Edulog filed this suit on January 11, 2007. Following summary judgment on the promotion duty, the district court concluded that all of Edulog’s remaining claims accrued before January 11, 2003, [744]*744and granted summary judgment to Laid-law on statute of limitations grounds. We agree that the record is replete with evidence that a number of alleged breaches of the Agreement occurred well before January 2003. Although discovery is not required to trigger the MUCC limitations period, it bears noting that there is also ample evidence Edulog was aware of these potential breaches long before January 2003. See Mont.Code Ann. § 30-2-725(2). However, the district court does not appear to have considered whether new breaches for which Edulog may recover may have occurred within the limitations period. The Agreement is properly characterized as a contract with continuing obligations capable of distinct and separate breaches. See Minidoka Irrigation Dist. v. Dep’t of Interior, 154 F.3d 924, 926 (9th Cir.1998). For example, Laidlaw’s duty to pay royalties arises whenever a “New Bus” enters service. Laidlaw, which has continued to perform under the Agreement, has not demonstrated a total repudiation of the Agreement. Edulog, on the other hand, has submitted evidence raising a genuine issue of material fact whether Laidlaw has engaged in new breaches of the contract since January 11, 2003. Summary judgment was not appropriate for breaches Edulog alleges occurred since that date. See Sands v. Nestegard, 198 Mont. 421, 646 P.2d 1189, 1193 (1982).

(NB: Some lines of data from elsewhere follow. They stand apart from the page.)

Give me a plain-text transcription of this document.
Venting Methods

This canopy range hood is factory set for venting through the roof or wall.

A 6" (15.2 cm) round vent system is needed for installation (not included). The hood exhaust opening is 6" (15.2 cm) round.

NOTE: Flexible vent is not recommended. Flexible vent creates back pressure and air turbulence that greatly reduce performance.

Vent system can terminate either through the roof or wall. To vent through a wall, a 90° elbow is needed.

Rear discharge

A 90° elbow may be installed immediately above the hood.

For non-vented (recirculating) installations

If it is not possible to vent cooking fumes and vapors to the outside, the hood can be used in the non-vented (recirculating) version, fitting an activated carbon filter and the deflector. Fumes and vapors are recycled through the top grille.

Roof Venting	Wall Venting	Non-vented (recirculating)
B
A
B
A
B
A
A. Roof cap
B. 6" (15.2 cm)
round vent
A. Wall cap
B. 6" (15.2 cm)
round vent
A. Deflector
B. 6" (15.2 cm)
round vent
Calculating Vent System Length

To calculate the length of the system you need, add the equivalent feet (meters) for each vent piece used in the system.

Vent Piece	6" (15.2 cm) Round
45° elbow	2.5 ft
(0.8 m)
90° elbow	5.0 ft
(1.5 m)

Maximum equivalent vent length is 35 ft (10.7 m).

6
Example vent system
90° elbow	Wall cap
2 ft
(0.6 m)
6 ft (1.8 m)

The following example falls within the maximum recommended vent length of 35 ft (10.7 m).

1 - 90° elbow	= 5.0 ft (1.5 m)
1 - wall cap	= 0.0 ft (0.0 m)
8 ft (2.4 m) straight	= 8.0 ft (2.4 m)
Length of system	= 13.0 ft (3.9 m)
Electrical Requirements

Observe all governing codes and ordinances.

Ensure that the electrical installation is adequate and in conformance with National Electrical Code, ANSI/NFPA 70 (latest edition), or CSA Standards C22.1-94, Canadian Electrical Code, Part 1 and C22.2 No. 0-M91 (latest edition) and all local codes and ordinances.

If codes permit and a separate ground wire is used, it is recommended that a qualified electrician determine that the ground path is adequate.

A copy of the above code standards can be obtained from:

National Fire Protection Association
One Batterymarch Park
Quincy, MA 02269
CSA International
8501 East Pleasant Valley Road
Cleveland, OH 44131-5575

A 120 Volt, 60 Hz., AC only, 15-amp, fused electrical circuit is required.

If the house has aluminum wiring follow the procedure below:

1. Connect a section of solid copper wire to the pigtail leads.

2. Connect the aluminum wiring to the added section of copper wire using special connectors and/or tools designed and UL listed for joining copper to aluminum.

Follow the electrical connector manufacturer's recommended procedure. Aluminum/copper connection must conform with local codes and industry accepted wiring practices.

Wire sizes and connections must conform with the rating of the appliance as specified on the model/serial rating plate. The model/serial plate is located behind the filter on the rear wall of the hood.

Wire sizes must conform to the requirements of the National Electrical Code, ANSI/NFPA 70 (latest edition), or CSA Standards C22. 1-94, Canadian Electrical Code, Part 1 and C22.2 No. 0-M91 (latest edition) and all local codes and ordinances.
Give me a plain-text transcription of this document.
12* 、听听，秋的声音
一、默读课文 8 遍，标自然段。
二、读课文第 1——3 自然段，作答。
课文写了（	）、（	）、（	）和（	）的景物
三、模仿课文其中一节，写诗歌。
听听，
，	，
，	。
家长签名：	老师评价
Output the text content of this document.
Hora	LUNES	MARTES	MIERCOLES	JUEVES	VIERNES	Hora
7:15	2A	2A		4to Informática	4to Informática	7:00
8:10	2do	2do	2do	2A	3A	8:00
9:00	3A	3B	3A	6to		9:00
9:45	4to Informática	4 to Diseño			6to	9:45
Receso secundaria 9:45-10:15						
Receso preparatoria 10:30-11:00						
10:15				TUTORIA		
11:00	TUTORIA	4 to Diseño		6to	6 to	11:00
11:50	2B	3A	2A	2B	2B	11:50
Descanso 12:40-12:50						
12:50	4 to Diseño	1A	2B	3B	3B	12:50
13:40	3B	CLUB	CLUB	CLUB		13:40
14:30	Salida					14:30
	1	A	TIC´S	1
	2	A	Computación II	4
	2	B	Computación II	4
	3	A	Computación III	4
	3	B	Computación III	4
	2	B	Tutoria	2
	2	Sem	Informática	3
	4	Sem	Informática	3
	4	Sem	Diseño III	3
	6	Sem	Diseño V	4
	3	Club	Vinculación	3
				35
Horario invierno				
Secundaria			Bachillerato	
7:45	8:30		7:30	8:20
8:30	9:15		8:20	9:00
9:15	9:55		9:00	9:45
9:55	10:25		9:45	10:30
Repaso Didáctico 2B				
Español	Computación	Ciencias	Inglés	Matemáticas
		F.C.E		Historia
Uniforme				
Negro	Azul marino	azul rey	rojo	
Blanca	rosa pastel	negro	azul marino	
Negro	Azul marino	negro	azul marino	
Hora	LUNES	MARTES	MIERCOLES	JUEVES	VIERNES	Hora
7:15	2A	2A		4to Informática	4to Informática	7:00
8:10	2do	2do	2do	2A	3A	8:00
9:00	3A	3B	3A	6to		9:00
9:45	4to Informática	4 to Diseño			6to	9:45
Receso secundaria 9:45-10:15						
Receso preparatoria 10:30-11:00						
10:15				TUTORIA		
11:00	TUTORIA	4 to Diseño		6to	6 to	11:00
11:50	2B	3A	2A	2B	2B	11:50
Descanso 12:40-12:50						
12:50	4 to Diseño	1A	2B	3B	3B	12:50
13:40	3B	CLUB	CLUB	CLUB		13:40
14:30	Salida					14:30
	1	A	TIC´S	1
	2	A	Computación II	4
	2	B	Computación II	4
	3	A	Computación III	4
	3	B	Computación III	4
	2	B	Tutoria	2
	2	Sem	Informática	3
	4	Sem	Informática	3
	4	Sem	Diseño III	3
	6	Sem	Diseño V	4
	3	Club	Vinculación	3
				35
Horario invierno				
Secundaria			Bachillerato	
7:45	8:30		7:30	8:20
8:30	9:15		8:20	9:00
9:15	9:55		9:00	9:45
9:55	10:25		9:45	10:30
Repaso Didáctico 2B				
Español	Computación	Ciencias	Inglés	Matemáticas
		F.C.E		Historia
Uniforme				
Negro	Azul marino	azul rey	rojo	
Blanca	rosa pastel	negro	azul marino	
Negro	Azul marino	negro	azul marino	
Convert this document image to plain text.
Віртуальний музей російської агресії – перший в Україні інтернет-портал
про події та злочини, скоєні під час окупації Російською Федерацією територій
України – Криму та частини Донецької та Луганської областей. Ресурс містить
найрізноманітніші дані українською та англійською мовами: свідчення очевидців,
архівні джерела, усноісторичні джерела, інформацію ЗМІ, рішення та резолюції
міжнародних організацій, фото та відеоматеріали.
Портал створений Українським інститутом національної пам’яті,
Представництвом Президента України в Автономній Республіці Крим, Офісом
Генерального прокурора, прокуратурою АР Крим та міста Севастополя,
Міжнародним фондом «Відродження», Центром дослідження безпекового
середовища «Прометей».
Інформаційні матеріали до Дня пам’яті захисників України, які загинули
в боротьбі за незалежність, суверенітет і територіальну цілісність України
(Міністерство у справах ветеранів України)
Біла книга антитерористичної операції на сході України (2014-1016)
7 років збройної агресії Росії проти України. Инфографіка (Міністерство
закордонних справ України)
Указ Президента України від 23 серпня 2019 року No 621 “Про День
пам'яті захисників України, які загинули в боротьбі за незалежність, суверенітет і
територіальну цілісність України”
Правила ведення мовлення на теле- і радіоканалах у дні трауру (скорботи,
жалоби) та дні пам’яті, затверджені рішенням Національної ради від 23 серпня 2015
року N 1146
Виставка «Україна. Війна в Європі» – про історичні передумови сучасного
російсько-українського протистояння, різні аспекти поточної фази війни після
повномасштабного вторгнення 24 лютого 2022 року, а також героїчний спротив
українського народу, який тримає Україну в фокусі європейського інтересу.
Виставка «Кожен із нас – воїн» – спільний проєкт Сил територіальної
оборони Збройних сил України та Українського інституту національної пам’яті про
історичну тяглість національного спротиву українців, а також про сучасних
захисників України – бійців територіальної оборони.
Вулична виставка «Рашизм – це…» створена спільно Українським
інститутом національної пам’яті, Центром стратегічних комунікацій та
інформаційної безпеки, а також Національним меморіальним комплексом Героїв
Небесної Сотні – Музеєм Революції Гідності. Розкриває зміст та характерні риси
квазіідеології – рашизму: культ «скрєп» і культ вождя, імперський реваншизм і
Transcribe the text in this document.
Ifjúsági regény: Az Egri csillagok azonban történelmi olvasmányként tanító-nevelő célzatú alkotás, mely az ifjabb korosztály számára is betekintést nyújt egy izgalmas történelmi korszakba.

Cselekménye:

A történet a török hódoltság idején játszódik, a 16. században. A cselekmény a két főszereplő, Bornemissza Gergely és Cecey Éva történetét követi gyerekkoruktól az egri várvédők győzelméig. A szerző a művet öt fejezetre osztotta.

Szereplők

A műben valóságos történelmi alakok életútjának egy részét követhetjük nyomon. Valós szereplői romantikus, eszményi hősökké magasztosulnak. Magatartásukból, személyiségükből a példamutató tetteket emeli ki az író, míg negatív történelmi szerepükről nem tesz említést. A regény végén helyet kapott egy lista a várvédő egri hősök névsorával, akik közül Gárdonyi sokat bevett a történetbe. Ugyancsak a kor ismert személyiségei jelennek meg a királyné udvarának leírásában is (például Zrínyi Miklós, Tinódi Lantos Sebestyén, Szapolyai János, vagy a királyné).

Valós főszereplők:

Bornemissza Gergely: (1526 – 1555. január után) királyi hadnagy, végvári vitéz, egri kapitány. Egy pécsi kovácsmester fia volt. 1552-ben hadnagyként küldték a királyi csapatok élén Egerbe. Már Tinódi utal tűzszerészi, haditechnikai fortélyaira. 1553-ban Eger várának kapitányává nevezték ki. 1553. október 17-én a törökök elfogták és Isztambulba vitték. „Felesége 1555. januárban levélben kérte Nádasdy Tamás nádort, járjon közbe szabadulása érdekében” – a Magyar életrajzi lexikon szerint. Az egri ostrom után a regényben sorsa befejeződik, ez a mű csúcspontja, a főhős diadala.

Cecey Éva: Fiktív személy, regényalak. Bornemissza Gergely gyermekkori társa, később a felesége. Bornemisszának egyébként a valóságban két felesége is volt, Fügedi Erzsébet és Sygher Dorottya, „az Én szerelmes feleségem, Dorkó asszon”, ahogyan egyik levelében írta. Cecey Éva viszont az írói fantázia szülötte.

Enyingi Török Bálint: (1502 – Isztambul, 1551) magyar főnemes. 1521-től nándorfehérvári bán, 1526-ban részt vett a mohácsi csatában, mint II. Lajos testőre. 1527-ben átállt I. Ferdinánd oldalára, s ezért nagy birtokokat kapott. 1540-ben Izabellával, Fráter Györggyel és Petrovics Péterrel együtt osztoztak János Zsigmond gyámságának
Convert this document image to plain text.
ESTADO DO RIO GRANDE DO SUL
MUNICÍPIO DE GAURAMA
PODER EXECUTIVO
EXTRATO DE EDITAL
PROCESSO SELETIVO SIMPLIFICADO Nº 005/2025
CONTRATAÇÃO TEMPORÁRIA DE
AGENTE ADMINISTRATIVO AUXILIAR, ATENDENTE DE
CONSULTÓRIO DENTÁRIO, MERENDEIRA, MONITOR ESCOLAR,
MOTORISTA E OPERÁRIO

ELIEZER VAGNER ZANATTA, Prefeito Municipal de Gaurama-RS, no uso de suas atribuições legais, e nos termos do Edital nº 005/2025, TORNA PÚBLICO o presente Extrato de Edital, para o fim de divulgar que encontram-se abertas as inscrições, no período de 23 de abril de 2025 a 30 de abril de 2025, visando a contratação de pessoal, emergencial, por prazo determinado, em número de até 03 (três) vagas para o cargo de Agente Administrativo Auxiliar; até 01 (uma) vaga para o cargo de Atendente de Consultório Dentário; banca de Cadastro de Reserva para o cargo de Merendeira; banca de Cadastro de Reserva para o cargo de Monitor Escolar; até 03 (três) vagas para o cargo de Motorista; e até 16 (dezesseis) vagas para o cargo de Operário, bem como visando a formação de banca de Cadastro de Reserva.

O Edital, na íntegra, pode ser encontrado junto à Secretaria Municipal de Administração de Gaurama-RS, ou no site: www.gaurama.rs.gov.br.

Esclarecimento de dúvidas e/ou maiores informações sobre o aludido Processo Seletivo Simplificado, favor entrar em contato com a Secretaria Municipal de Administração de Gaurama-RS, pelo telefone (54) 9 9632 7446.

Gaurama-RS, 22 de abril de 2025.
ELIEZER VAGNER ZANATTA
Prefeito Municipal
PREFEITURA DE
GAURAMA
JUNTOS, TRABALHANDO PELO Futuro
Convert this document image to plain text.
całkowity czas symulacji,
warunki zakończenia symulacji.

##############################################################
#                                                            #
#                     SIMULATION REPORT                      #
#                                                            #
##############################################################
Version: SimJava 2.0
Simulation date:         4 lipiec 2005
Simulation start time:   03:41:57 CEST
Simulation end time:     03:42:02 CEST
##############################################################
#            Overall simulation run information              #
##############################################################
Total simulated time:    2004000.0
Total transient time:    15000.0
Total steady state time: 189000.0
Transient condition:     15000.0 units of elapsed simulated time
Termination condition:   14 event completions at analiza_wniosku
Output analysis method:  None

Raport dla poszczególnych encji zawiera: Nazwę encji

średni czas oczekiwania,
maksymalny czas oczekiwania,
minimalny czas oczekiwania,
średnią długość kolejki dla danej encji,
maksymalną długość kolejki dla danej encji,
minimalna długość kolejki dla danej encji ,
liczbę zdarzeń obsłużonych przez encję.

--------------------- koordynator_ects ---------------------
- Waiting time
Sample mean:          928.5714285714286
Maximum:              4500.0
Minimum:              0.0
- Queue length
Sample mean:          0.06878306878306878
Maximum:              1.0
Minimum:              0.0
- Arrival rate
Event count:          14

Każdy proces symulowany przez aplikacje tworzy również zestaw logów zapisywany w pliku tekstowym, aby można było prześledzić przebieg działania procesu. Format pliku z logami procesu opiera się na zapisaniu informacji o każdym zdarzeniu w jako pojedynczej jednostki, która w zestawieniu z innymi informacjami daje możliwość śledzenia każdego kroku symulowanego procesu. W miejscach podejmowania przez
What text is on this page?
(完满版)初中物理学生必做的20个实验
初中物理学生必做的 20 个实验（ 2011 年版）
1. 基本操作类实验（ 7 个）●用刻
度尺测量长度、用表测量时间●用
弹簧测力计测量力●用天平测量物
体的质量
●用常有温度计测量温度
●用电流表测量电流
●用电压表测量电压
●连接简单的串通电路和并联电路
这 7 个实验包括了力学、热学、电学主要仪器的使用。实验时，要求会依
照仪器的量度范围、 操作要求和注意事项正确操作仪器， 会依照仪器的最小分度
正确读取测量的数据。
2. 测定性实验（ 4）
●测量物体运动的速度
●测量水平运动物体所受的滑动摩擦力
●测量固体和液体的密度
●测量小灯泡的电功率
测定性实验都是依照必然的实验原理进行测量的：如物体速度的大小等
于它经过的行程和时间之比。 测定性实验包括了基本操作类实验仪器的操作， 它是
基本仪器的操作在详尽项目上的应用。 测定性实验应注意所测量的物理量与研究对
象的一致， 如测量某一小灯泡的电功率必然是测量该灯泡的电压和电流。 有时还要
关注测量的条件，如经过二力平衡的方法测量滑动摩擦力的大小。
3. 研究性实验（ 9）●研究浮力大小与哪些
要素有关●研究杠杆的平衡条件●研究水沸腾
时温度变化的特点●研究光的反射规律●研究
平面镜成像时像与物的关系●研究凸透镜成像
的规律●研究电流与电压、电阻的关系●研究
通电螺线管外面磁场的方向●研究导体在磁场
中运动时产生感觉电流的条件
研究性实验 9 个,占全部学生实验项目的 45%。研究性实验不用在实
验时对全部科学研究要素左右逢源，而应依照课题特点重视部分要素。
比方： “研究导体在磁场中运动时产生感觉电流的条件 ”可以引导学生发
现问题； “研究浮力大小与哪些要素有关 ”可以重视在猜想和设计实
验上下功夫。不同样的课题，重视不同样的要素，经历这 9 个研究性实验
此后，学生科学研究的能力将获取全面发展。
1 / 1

We affirm the grant of summary judgment as to all claims accruing prior to January 11, 2003, including promotion duty claims, and reverse and remand for further proceedings as to claims accruing on or following that date.
AFFIRMED IN PART, REVERSED IN PART, AND REMANDED. Each party shall pay its own costs on appeal.
This disposition is not appropriate for publication and is not precedent except as provided by 9th Cir. R. 36-3.